Gericht: Oberlandesgericht Hamburg
Beschluss verkündet am 14.07.2003
Aktenzeichen: 2 Wx 134/00
Rechtsgebiete: WEG, FGG


Vorschriften:

WEG § 28 Abs. 5
WEG § 43 Abs. 1 S. 1
WEG § 45 Abs. 1
WEG § 47
WEG § 48 Abs. 3
FGG § 27
FGG § 29
Diese Entscheidung enthält keinen zur Veröffentlichung bestimmten Leitsatz.
HANSEATISCHES OBERLANDESGERICHT Beschluß

2 Wx 134/00 2 Wx 135/00

In der Wohnungseigentumssache

hat das Hanseatische Oberlandesgericht Hamburg, 2. Zivilsenat, am 14. Juli 2003 durch die Richter

Dr. Lassen, Puls, Meyn

beschlossen:

Tenor:

Die sofortigen weiteren Beschwerden der Antragsteller gegen den Beschluss des Landgerichts Hamburg, Zivilkammer 18, vom 18. Oktober 2000 (Az. 318 T 45/00 und 318 T 46/00) werden zurückgewiesen.

Die Antragsteller haben die Gerichtskosten der Rechtsbeschwerdeverfahren zu tragen und den Antragsgegnern die diesen in dem Verfahren vor dem Oberlandesgericht entstandenen außergerichtlichen Kosten zu erstatten.

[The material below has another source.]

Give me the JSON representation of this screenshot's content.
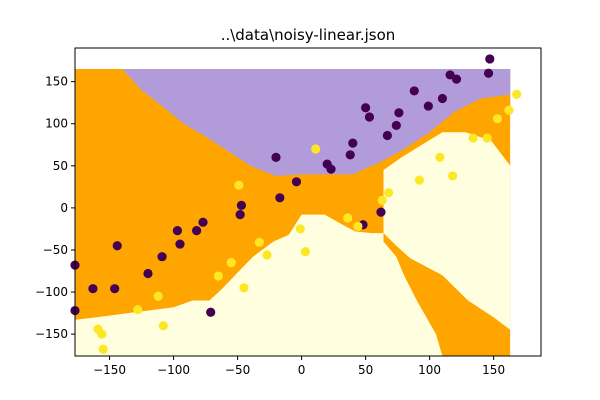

Der Geschäftswert für das Verfahren dritter Instanz wird festgesetzt auf 69.797,00 DM, entsprechend 35.686,64 €, für das Verfahren 2 Wx 134/00 und 6.978,00 DM, entsprechend 3.567,79 €, für das Verfahren 2 Wx 135/00.

Gründe:

Die gem. §§ 45 Abs. 1, 43 Abs. 1 S. 1 WEG, 27, 29 FGG statthaften und prozeßordnungsgemäß eingelegten Rechtsmittel der Antragsteller können keinen Erfolg haben, denn es fehlt an einem schützenswerten Interesse der Antragsteller an der Aufrechterhaltung ihrer Rechtsschutzziele.

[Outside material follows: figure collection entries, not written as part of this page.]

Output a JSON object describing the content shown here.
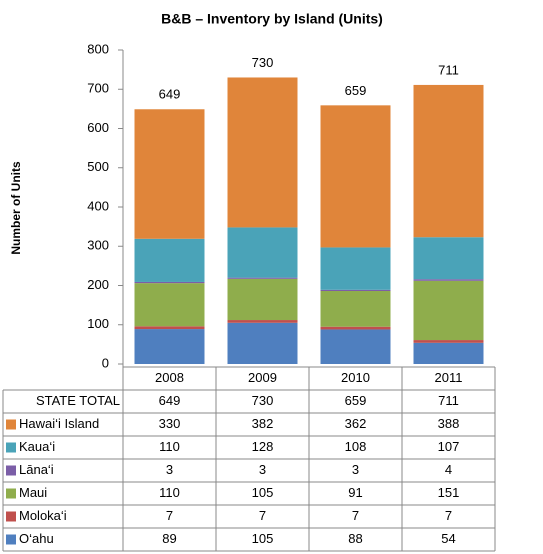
{
  "chart_data": {
    "type": "bar",
    "stacked": true,
    "title": "B&B – Inventory by Island (Units)",
    "y_label": "Number of Units",
    "categories": [
      "2008",
      "2009",
      "2010",
      "2011"
    ],
    "total": {
      "name": "STATE TOTAL",
      "values": [
        649,
        730,
        659,
        711
      ]
    },
    "series": [
      {
        "name": "Hawai‘i Island",
        "color": "#e0853a",
        "values": [
          330,
          382,
          362,
          388
        ]
      },
      {
        "name": "Kaua‘i",
        "color": "#4aa3b8",
        "values": [
          110,
          128,
          108,
          107
        ]
      },
      {
        "name": "Lāna‘i",
        "color": "#7b5ea7",
        "values": [
          3,
          3,
          3,
          4
        ]
      },
      {
        "name": "Maui",
        "color": "#8fad4c",
        "values": [
          110,
          105,
          91,
          151
        ]
      },
      {
        "name": "Moloka‘i",
        "color": "#c0504d",
        "values": [
          7,
          7,
          7,
          7
        ]
      },
      {
        "name": "O‘ahu",
        "color": "#4f7fbf",
        "values": [
          89,
          105,
          88,
          54
        ]
      }
    ],
    "ylim": [
      0,
      800
    ],
    "yticks": [
      0,
      100,
      200,
      300,
      400,
      500,
      600,
      700,
      800
    ],
    "grid": false
  }
}
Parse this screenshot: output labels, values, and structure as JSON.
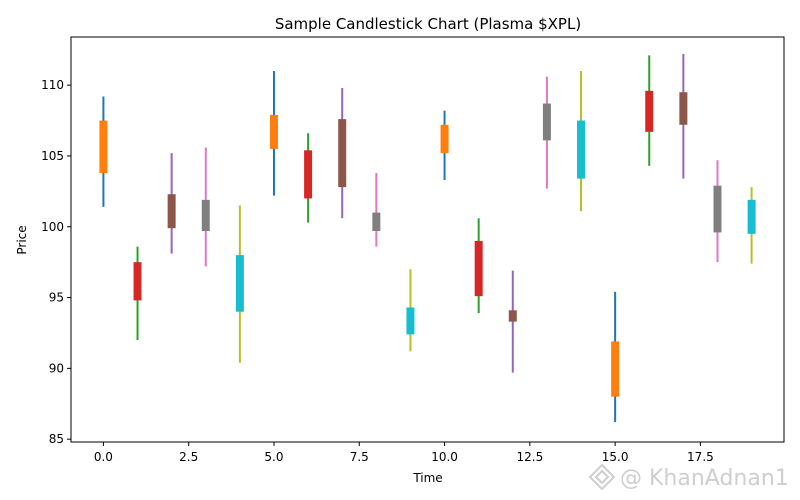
{
  "chart_data": {
    "type": "candlestick",
    "title": "Sample Candlestick Chart (Plasma $XPL)",
    "xlabel": "Time",
    "ylabel": "Price",
    "xlim": [
      -0.95,
      19.95
    ],
    "ylim": [
      84.8,
      113.4
    ],
    "xticks": [
      0,
      2.5,
      5,
      7.5,
      10,
      12.5,
      15,
      17.5
    ],
    "xtick_labels": [
      "0.0",
      "2.5",
      "5.0",
      "7.5",
      "10.0",
      "12.5",
      "15.0",
      "17.5"
    ],
    "yticks": [
      85,
      90,
      95,
      100,
      105,
      110
    ],
    "ytick_labels": [
      "85",
      "90",
      "95",
      "100",
      "105",
      "110"
    ],
    "grid": false,
    "candles": [
      {
        "x": 0,
        "low": 101.4,
        "high": 109.2,
        "body_low": 103.8,
        "body_high": 107.5,
        "wick_color": "#1f77b4",
        "body_color": "#ff7f0e"
      },
      {
        "x": 1,
        "low": 92.0,
        "high": 98.6,
        "body_low": 94.8,
        "body_high": 97.5,
        "wick_color": "#2ca02c",
        "body_color": "#d62728"
      },
      {
        "x": 2,
        "low": 98.1,
        "high": 105.2,
        "body_low": 99.9,
        "body_high": 102.3,
        "wick_color": "#9467bd",
        "body_color": "#8c564b"
      },
      {
        "x": 3,
        "low": 97.2,
        "high": 105.6,
        "body_low": 99.7,
        "body_high": 101.9,
        "wick_color": "#e377c2",
        "body_color": "#7f7f7f"
      },
      {
        "x": 4,
        "low": 90.4,
        "high": 101.5,
        "body_low": 94.0,
        "body_high": 98.0,
        "wick_color": "#bcbd22",
        "body_color": "#17becf"
      },
      {
        "x": 5,
        "low": 102.2,
        "high": 111.0,
        "body_low": 105.5,
        "body_high": 107.9,
        "wick_color": "#1f77b4",
        "body_color": "#ff7f0e"
      },
      {
        "x": 6,
        "low": 100.3,
        "high": 106.6,
        "body_low": 102.0,
        "body_high": 105.4,
        "wick_color": "#2ca02c",
        "body_color": "#d62728"
      },
      {
        "x": 7,
        "low": 100.6,
        "high": 109.8,
        "body_low": 102.8,
        "body_high": 107.6,
        "wick_color": "#9467bd",
        "body_color": "#8c564b"
      },
      {
        "x": 8,
        "low": 98.6,
        "high": 103.8,
        "body_low": 99.7,
        "body_high": 101.0,
        "wick_color": "#e377c2",
        "body_color": "#7f7f7f"
      },
      {
        "x": 9,
        "low": 91.2,
        "high": 97.0,
        "body_low": 92.4,
        "body_high": 94.3,
        "wick_color": "#bcbd22",
        "body_color": "#17becf"
      },
      {
        "x": 10,
        "low": 103.3,
        "high": 108.2,
        "body_low": 105.2,
        "body_high": 107.2,
        "wick_color": "#1f77b4",
        "body_color": "#ff7f0e"
      },
      {
        "x": 11,
        "low": 93.9,
        "high": 100.6,
        "body_low": 95.1,
        "body_high": 99.0,
        "wick_color": "#2ca02c",
        "body_color": "#d62728"
      },
      {
        "x": 12,
        "low": 89.7,
        "high": 96.9,
        "body_low": 93.3,
        "body_high": 94.1,
        "wick_color": "#9467bd",
        "body_color": "#8c564b"
      },
      {
        "x": 13,
        "low": 102.7,
        "high": 110.6,
        "body_low": 106.1,
        "body_high": 108.7,
        "wick_color": "#e377c2",
        "body_color": "#7f7f7f"
      },
      {
        "x": 14,
        "low": 101.1,
        "high": 111.0,
        "body_low": 103.4,
        "body_high": 107.5,
        "wick_color": "#bcbd22",
        "body_color": "#17becf"
      },
      {
        "x": 15,
        "low": 86.2,
        "high": 95.4,
        "body_low": 88.0,
        "body_high": 91.9,
        "wick_color": "#1f77b4",
        "body_color": "#ff7f0e"
      },
      {
        "x": 16,
        "low": 104.3,
        "high": 112.1,
        "body_low": 106.7,
        "body_high": 109.6,
        "wick_color": "#2ca02c",
        "body_color": "#d62728"
      },
      {
        "x": 17,
        "low": 103.4,
        "high": 112.2,
        "body_low": 107.2,
        "body_high": 109.5,
        "wick_color": "#9467bd",
        "body_color": "#8c564b"
      },
      {
        "x": 18,
        "low": 97.5,
        "high": 104.7,
        "body_low": 99.6,
        "body_high": 102.9,
        "wick_color": "#e377c2",
        "body_color": "#7f7f7f"
      },
      {
        "x": 19,
        "low": 97.4,
        "high": 102.8,
        "body_low": 99.5,
        "body_high": 101.9,
        "wick_color": "#bcbd22",
        "body_color": "#17becf"
      }
    ]
  },
  "watermark": {
    "text": "@ KhanAdnan1",
    "icon": "exchange-diamond-logo"
  }
}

Mit Recht hat das Landgericht in der im Beschlusstenor näher bezeichneten Entscheidung die sofortigen Beschwerden der Antragsteller gegen die Beschlüsse des Amtsgerichts vom 16. Februar 2000 als unzulässig verworfen, weil das Rechtsschutzbedürfnis der Antragsteller an der Erklärung von Beschlüssen zu TOP 4 und 7 der Wohnungseigentümerversammlung und des Beirats vom 24. Juni 1999 zur Gesamtabrechnung 1998 und zum Wirtschaftsplan 2000 sowie den sich daraus ergebenden Einzelwirtschaftsplänen für 2000 für nichtig bzw. ungültig bereits vor Abschluss des Verfahrens vor dem Amtsgericht entfallen war. Zur Vermeidung von Wiederholungen wird auf den angefochtenen Beschluss der Zivilkammer 18 verwiesen. Die von den Antragstellern beanstandete Entscheidung des Landgerichts hat Bestand, denn sie beruht nicht auf einer Verletzung des Gesetzes, auf die allein hin das Rechtsbeschwerdegericht eine Überprüfung vornehmen darf (§ 27 FGG).

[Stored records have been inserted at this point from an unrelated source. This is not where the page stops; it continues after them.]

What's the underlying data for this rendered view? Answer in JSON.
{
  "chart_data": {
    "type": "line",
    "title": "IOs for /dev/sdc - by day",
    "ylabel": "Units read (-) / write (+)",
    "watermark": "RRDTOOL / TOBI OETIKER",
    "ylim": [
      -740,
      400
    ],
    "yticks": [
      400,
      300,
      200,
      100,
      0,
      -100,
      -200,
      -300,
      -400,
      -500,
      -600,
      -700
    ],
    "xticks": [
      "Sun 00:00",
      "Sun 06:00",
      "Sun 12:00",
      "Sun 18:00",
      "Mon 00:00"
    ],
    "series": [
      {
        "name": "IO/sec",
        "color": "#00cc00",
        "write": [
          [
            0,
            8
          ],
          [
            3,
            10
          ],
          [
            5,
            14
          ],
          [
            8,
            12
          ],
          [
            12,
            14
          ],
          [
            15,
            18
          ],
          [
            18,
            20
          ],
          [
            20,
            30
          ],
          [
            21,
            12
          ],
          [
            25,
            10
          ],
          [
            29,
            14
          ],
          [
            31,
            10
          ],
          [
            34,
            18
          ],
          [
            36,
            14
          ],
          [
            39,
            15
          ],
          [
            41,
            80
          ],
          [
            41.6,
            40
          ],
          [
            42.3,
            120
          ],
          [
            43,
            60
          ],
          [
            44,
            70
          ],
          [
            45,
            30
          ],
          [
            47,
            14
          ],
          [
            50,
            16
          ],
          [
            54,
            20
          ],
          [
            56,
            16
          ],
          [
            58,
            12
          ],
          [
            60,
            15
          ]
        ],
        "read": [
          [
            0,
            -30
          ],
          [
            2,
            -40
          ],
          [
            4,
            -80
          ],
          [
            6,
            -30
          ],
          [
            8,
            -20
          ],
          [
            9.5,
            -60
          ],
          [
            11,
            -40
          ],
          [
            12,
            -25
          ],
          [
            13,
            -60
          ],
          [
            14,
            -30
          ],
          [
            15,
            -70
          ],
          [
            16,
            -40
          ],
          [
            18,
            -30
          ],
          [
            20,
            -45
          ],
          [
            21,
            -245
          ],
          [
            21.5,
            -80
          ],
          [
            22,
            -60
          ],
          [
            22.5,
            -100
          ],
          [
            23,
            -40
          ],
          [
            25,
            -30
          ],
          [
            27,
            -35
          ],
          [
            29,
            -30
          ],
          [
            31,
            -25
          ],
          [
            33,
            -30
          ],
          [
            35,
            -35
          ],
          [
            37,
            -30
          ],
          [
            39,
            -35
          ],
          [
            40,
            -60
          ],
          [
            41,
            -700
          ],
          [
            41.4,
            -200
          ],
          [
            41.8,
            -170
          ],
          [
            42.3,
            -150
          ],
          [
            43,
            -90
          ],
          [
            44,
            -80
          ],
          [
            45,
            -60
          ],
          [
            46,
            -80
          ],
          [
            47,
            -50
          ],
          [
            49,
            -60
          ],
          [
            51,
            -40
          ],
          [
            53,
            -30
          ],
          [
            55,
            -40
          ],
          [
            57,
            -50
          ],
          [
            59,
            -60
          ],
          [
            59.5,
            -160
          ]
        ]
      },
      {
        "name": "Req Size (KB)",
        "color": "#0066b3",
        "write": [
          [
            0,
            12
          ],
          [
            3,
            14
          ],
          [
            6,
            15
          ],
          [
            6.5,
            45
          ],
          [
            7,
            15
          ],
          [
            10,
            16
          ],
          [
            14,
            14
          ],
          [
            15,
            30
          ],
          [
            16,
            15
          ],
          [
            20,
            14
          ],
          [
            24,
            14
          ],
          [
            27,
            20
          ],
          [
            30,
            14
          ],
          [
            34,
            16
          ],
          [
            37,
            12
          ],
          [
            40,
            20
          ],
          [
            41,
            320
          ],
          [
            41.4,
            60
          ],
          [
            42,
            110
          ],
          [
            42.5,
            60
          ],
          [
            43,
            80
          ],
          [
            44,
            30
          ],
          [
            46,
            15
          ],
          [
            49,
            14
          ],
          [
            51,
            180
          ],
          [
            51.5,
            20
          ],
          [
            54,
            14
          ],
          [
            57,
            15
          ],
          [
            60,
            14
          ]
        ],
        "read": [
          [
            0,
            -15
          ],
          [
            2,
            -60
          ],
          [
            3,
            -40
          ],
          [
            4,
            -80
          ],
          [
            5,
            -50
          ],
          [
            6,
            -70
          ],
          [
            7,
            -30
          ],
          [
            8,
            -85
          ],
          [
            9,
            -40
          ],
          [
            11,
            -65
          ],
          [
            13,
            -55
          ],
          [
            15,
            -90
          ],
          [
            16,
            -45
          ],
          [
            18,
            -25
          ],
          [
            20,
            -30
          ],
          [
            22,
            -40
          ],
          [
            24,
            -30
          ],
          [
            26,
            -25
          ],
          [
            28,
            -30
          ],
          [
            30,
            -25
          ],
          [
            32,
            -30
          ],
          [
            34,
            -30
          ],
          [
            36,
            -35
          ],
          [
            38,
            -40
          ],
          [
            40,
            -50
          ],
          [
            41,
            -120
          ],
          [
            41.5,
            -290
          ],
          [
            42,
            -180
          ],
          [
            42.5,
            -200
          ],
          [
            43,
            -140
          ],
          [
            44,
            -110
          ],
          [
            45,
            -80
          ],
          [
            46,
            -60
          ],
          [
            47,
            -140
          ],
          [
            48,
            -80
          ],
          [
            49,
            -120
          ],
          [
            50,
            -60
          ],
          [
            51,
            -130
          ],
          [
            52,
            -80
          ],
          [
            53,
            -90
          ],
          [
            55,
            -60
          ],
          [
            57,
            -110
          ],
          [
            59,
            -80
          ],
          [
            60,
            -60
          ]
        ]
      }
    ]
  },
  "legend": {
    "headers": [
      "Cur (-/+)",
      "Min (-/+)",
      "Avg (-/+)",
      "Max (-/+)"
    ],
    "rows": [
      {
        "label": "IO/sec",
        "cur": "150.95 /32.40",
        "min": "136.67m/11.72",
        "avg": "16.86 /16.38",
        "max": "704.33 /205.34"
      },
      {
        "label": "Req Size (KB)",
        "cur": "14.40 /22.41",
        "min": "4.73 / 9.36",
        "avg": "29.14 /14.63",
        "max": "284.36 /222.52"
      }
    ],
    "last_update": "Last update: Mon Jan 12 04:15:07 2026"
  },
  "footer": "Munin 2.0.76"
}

Das Rechtsschutzbedürfnis der Antragsteller an der Entscheidung über ihre rechtzeitig erfolgte Anfechtung der Beschlüsse vom 24. Juni 1999 war bereits vor Beendigung des Verfahrens erster Instanz dadurch entfallen, dass Beirat und Eigentümer gemeinsam bzw. die Eigentümer allein in der Wohnungseigentümerversammlung vom 24. November 1999 unter TOP 3 zu den von den Antragstellern beanstandeten Beschlussgegenständen vom 24. Juni 1999 bestätigende wirksame Zweitbeschlüsse gefasst haben und diese von den Antragstellern nicht angefochten worden sind. Diese Zweitbeschlüsse sind vorrangig vor den Erstbeschlüssen auf ihre Wirksamkeit zu überprüfen, wenn durch die Zweitbeschlüsse eine Erledigung der Erstbeschlüsse in der Hauptsache eingetreten ist, weil die Zweitbeschlüsse Bestandskraft erlangt haben, nicht nichtig sind, sowie nicht grundlos bereits angefochtene Eigentümerbeschlüsse wiederholen und dadurch in schützenswerte, durch die Erstbeschlüsse erworbene Positionen der Wohnungseigentümer eingreifen (vgl. Niedenführ/Schulze WEG 5. Aufl. § 21 Rn 29 und Rn 48 vor §§ 43 ff. WEG - jeweils m.w.N. und die in der angefochtenen Entscheidung vom Landgericht auf S. 7 angeführten Zitate), denn grundsätzlich dürfen die Wohnungseigentümer über eine schon geregelte Angelegenheit erneut beschließen (BGHZ 113, 197 = NJW 1991, 979).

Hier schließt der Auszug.